Sikap pimpinan KPK tertuang dalam surat yang dibacakan Jaksa Penuntut Umum pada Komisi Pemberantasan Korupsi (JPU KPK).
Damayanti, mantan politikus PDI Perjuangan ini diketahui mengajukan diri menjadi JC pada 24 Januari 2016 lalu.
Dengan dikabulkannya permohanan JC tersebut, menjadi pertimbangan yang meringankan bagi Damayanti.
"Ditetapkan sebagai JC pada 19 Agustus 2016 karena memberikan keterangan dan bukti signifikan, sehingga membantu penyidik mengungkap pelaku lain," kata Jaksa KPK Iskandar Marwanto di Pengadilan Tipikor Jakarta, Kemayoran, Jakarta Pusat, Senin (29/8/2016).
Kasus Damayanti menjadi pintu masuk sejumlah tersangka lain, diantaranya anggota Komisi V DPR dari Fraksi Golkar, Budi Supriyanto dan Kepala BPJN IX Maluku dan Maluku Utara, Amran HI Mustary.
Keduanya telah ditetapkan tersangka dalam kasus dugaan suap proyek pembangunan jalan milik Kementerian Pekerjaan Umum dan Perumahan Rakyat (PUPR) itu. Budi sudah diseret ke meja hijau.
Sementara Amran baru dijebloskan ke tahanan.
Sementara itu, Damayanti menerima tuntutan enam tahun penjara ini.
Dia pun menyampaikan rasa terima kasih lantaran permohonannya sebagai JC telah dikabulkan Pimpinan KPK, Agus Rahardjo Cs.

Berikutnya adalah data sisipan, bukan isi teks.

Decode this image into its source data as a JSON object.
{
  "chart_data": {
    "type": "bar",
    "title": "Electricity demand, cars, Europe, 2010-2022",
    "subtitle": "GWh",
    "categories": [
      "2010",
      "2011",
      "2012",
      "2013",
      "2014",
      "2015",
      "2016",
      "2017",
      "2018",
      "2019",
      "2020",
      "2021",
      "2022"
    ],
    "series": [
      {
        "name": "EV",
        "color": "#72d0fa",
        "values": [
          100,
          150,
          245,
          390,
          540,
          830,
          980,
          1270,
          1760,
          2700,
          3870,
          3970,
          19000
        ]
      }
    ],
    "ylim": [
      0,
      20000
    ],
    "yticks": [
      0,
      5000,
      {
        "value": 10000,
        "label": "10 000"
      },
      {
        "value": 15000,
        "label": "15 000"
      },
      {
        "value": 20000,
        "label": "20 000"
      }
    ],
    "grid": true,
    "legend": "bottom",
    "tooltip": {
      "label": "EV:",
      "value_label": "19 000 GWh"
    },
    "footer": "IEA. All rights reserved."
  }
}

"Saya cuma mau ucapkan terima kasih saja karena JC saya sudah di- acc (disetujui). Itu apa yang saya lakukan berarti dihargai oleh JPU, pimpinan KPK, para penyidik, terima kasih atas semuanya," kata Damayanti.
Jaksa KPK menuntut hukuman pidana penjara enam tahun bui dan denda Rp500 juta subsidair enam bulan kurungan penjara kepada mantan anggota Komisi V DPR dari Fraksi PDI Perjuangan ini.
Terdakwa perkara dugaan suap proyek pembangunan jalan milik Kementerian Pekerjaan Umum dan Perumahan Rakyat (PUPR) tersebut, dinilai pantas untuk dicabut hak dipilihnya sebagai wakil rakyat selama lima tahun.
Dia sebelumnya didakwa menerima suap sebesar Rp8,1 miliar dari Direktur PT Windhu Tunggal Utama, Abdul Khoir untuk proyek pelebaran Jalan Thero-Laimu dan kagiatan pekerjaan konstruksi Jalan Werinama-Laimu, Maluku senilai Rp41 miliar.
Damayanti dinilai melanggar Pasal 12 huruf a Undang-Undang Nomor 31 Tahun 1999 sebagaimana diubah dalam Undang-Undang Nomor 20 Tahun 2001 tentang Pemberentasan Tindak Pidana Korupsi jo Pasal 55 ayat (1) ke-1 jo Pasal 64 ayat (1) KUHP.